I was thinking of installing some wheel spacers to eliminate rubbing all together.

That would work too, but good quality spacers are almost as expensive as aftermarket steel wheels...


You can buy some pretty cheap spacers, but I'd be leary of trusting them to hold my wheels on!  :D


Casey


December 11, 2010 at 10:14 AM Flag Quote & Reply

Chancho
Limited Member
Posts: 116

That doesn't sound good. :/  The Cragar Soft 8's are the least expensive steel wheels that I've been able to find.  I found 5 15X8's with 4" back space for $260 shipped.  It'll take a bit longer to get my rig outfitted but I guess I should go with the steel wheels.  I could always sell my stock alloy 15x7's.  Do people even want those anymore?

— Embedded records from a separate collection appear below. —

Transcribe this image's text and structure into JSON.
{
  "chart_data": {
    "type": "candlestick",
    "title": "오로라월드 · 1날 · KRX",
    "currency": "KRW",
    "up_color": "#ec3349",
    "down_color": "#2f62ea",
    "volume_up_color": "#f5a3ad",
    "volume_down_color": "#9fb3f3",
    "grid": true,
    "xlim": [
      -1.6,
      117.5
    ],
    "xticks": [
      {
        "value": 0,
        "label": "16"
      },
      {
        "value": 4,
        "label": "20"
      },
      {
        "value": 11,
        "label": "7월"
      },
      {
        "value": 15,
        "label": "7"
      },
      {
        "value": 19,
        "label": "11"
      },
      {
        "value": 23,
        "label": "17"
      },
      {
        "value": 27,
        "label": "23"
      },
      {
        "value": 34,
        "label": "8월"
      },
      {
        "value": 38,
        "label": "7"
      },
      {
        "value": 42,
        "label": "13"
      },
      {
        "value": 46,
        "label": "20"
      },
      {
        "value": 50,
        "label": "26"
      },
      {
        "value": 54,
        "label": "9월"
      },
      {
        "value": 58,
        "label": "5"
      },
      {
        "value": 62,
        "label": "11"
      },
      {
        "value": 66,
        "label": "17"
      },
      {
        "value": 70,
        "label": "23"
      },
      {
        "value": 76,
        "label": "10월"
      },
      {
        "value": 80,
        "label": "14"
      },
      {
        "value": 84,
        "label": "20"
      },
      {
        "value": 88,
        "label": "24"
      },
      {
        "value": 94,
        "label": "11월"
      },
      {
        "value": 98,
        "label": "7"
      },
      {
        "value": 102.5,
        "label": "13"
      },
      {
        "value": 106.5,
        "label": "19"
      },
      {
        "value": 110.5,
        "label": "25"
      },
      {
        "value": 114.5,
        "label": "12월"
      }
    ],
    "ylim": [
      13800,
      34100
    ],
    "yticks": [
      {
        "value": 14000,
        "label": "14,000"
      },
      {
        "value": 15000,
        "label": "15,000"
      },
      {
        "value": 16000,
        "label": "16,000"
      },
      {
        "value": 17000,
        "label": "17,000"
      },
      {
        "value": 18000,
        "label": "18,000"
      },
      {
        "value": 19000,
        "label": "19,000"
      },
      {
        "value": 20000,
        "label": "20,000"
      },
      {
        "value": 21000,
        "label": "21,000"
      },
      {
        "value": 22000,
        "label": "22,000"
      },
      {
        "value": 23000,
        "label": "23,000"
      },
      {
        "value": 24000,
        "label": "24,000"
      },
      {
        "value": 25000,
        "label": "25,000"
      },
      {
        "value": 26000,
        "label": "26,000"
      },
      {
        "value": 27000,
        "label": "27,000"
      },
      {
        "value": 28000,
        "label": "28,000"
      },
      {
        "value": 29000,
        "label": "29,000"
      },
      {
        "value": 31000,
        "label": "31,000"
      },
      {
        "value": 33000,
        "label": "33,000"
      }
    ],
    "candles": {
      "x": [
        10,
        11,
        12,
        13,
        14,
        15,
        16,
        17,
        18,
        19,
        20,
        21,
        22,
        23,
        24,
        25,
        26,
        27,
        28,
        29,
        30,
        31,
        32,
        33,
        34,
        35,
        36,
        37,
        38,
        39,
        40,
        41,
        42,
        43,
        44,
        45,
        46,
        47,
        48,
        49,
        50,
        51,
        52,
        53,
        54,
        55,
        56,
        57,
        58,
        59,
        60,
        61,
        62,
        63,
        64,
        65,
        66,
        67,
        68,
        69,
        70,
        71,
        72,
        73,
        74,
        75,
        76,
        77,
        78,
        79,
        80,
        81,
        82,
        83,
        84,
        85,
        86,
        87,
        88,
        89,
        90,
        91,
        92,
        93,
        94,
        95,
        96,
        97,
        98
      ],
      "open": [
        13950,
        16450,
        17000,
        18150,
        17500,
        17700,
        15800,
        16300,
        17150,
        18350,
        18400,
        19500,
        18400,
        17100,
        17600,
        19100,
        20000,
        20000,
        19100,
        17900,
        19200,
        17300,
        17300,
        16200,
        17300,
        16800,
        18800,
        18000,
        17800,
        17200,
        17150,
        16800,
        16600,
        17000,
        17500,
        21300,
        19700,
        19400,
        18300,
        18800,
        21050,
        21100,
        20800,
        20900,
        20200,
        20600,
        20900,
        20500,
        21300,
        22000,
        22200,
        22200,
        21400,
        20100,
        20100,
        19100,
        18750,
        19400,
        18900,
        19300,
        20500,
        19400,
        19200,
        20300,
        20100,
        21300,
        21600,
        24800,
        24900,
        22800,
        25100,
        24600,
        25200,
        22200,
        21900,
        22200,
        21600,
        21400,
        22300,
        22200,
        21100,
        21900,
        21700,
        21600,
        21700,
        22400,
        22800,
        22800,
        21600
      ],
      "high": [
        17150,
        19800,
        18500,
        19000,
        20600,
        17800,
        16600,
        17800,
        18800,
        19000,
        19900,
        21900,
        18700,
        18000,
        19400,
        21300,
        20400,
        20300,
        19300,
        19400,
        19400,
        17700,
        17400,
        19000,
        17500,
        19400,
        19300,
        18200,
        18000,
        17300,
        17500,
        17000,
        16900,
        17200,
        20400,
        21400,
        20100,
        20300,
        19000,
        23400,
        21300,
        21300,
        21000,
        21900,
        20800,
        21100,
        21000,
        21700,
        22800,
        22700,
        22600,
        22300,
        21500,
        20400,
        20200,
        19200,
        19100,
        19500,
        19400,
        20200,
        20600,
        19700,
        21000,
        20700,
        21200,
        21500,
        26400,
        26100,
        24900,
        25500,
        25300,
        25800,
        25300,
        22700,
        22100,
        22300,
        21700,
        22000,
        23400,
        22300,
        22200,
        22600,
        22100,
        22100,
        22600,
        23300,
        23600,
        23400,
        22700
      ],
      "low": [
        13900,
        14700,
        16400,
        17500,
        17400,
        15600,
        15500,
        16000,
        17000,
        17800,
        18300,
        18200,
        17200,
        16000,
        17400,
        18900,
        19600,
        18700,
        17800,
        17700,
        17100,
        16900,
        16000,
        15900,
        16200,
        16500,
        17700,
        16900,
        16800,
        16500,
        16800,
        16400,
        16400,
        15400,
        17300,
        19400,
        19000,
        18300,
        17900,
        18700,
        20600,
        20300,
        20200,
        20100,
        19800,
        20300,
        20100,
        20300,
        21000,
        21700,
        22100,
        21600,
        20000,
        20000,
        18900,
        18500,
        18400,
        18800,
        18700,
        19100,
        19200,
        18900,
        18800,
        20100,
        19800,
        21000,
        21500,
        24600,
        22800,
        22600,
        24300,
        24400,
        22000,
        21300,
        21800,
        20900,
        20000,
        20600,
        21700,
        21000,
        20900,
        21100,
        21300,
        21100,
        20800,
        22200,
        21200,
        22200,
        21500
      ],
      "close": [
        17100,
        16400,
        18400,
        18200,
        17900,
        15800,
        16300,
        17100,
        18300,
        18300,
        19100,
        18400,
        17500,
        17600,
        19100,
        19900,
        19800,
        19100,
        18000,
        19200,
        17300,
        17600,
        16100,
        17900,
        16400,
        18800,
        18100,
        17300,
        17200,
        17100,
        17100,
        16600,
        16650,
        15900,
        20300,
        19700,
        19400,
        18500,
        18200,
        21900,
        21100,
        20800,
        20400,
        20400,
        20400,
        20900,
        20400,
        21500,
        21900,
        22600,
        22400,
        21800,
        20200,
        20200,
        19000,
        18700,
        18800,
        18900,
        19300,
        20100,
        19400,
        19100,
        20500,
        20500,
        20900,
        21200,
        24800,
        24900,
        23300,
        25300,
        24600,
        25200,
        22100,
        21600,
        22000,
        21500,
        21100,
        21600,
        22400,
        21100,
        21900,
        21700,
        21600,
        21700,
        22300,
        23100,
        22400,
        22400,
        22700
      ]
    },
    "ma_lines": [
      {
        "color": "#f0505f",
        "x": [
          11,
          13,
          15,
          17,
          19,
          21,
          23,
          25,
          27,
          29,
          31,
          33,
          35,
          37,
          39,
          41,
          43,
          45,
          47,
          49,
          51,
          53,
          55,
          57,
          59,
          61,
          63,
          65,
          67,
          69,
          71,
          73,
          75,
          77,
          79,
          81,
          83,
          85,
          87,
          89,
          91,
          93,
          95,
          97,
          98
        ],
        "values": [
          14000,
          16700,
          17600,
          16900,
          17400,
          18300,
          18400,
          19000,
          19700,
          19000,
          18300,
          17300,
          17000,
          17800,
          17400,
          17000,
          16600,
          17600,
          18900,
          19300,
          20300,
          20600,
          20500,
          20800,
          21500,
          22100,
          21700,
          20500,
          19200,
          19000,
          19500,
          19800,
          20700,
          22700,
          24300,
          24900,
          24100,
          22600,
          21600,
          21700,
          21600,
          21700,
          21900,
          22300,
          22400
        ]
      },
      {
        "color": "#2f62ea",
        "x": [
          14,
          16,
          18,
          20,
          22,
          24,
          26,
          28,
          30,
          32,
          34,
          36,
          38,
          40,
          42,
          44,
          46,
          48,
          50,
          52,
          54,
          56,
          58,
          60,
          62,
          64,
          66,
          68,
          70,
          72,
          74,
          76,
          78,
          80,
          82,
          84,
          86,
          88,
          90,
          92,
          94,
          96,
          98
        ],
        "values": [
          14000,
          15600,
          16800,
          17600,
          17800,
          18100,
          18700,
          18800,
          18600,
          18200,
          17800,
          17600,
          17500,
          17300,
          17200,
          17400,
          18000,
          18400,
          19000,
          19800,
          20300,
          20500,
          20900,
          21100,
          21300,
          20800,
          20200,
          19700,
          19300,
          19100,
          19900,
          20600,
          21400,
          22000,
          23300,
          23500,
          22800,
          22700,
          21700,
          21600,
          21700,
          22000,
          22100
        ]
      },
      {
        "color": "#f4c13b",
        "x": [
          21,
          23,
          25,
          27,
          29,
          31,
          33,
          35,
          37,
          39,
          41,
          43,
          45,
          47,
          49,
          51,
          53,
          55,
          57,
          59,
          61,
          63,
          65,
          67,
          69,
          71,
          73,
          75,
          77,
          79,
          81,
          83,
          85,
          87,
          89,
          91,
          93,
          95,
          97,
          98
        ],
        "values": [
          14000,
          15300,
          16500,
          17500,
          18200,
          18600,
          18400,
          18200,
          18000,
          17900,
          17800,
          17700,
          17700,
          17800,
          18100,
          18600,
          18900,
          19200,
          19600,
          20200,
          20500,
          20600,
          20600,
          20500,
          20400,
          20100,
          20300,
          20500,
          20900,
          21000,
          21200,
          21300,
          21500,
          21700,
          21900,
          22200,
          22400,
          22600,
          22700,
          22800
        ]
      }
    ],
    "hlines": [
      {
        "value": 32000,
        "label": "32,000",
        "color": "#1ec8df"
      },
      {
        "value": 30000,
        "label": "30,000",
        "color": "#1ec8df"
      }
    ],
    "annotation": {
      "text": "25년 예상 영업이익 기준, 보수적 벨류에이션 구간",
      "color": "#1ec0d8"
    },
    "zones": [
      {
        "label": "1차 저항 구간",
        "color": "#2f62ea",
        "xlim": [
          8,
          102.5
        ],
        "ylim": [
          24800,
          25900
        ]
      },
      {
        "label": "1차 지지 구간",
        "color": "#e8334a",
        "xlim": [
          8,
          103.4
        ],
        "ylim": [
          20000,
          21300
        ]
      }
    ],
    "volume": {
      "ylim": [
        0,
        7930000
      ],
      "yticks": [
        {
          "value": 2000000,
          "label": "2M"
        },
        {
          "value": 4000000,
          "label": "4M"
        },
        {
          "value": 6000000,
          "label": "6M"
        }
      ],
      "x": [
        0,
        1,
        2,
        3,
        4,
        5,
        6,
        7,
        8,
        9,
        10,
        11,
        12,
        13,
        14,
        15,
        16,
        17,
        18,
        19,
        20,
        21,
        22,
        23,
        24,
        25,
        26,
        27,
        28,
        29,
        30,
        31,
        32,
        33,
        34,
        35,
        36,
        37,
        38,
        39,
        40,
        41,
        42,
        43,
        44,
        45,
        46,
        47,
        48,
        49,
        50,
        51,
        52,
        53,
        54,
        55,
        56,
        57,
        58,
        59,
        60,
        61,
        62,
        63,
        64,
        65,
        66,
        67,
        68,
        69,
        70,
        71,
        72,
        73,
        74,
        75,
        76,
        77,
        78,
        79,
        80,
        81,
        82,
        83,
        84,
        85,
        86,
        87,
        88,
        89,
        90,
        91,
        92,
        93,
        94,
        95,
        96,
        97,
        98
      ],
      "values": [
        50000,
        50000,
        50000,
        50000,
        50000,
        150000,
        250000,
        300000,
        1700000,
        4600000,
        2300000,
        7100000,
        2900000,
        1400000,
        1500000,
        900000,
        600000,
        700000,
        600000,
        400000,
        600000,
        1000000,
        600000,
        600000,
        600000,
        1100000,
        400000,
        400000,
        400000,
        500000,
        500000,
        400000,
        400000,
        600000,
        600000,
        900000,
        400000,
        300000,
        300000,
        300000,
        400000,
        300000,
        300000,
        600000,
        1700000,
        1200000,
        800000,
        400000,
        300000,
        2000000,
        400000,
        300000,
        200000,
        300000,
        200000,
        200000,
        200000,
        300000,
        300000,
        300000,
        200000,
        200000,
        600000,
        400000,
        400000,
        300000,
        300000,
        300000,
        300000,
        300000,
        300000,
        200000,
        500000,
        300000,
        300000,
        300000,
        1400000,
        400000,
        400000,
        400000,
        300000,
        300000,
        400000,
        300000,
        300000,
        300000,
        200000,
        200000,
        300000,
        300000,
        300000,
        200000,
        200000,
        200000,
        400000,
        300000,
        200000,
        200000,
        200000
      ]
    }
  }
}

December 11, 2010 at 11:31 AM Flag Quote & Reply

arveetek
Member
Posts: 948

Yeah, you can sell the stock wheels on Craigslist for a hundred bucks or so.  Going with the Soft 8's is good, because then you could run the 33 x 12.50 size, which is much more common.


The Spidertrax spacers are best, but they're $99 a pair, so that's not much less than new wheels...


But, running the 33 x 10.50 tires should work just fine with no spacers, so you could still go that route without having to purchase wheels or spacers, and save a little money.

--

95 Chevy Tahoe 2 door, 6.5L turbodiesel, 285/75R16 Kenda Klever M/T's on Toyota steelies, some other goodies.  Overlanding Fun

December 11, 2010 at 2:00 PM Flag Quote & Reply

Chancho
Limited Member
Posts: 116

5 alloy wheels with tires for 100 bucks?  For some reason, I imagined that they would be worth more than that.  I think I'll order the Soft 8's.  I'll have a lot more choices when it comes to 33x12.50's than I will with 33x10.50's.  Is 4" of back space sufficient to mount 33x12.50's?

December 11, 2010 at 2:39 PM Flag Quote & Reply

arveetek
Member
Posts: 948

There are a lot of people selling stock Jeep wheels, so it's an issue of supply and demand!

--

95 Chevy Tahoe 2 door, 6.5L turbodiesel, 285/75R16 Kenda Klever M/T's on Toyota steelies, some other goodies.  Overlanding Fun

December 11, 2010 at 3:43 PM Flag Quote & Reply

Chancho
Limited Member
Posts: 116

Just ordered 5 of the 15X8 Soft 8's.  :D

December 11, 2010 at 4:37 PM Flag Quote & Reply

arjeepin
Limited Member
Posts: 83

Going back to the body lift thing... if you get really twisted up and flex too much the longer bolts required for a body lift will break under the stress. 

--

1990 YJ........arjeepin on rockwells

December 12, 2010 at 8:55 PM Flag Quote & Reply

Chancho
Limited Member
Posts: 116

Good point Paul.  I'll just steer clear of the body lifts then.

December 12, 2010 at 9:55 PM Flag Quote & Reply

SuperD
Limited Member
Posts: 186

JKS makes the best body lifts, paired with their motor mount lift you will have no radiator or shifter issues, had one on mine for 3 years now

December 15, 2010 at 4:17 PM Flag Quote & Reply

Chancho
Limited Member
Posts: 116

Appreciate the feedback David and welcome to the club.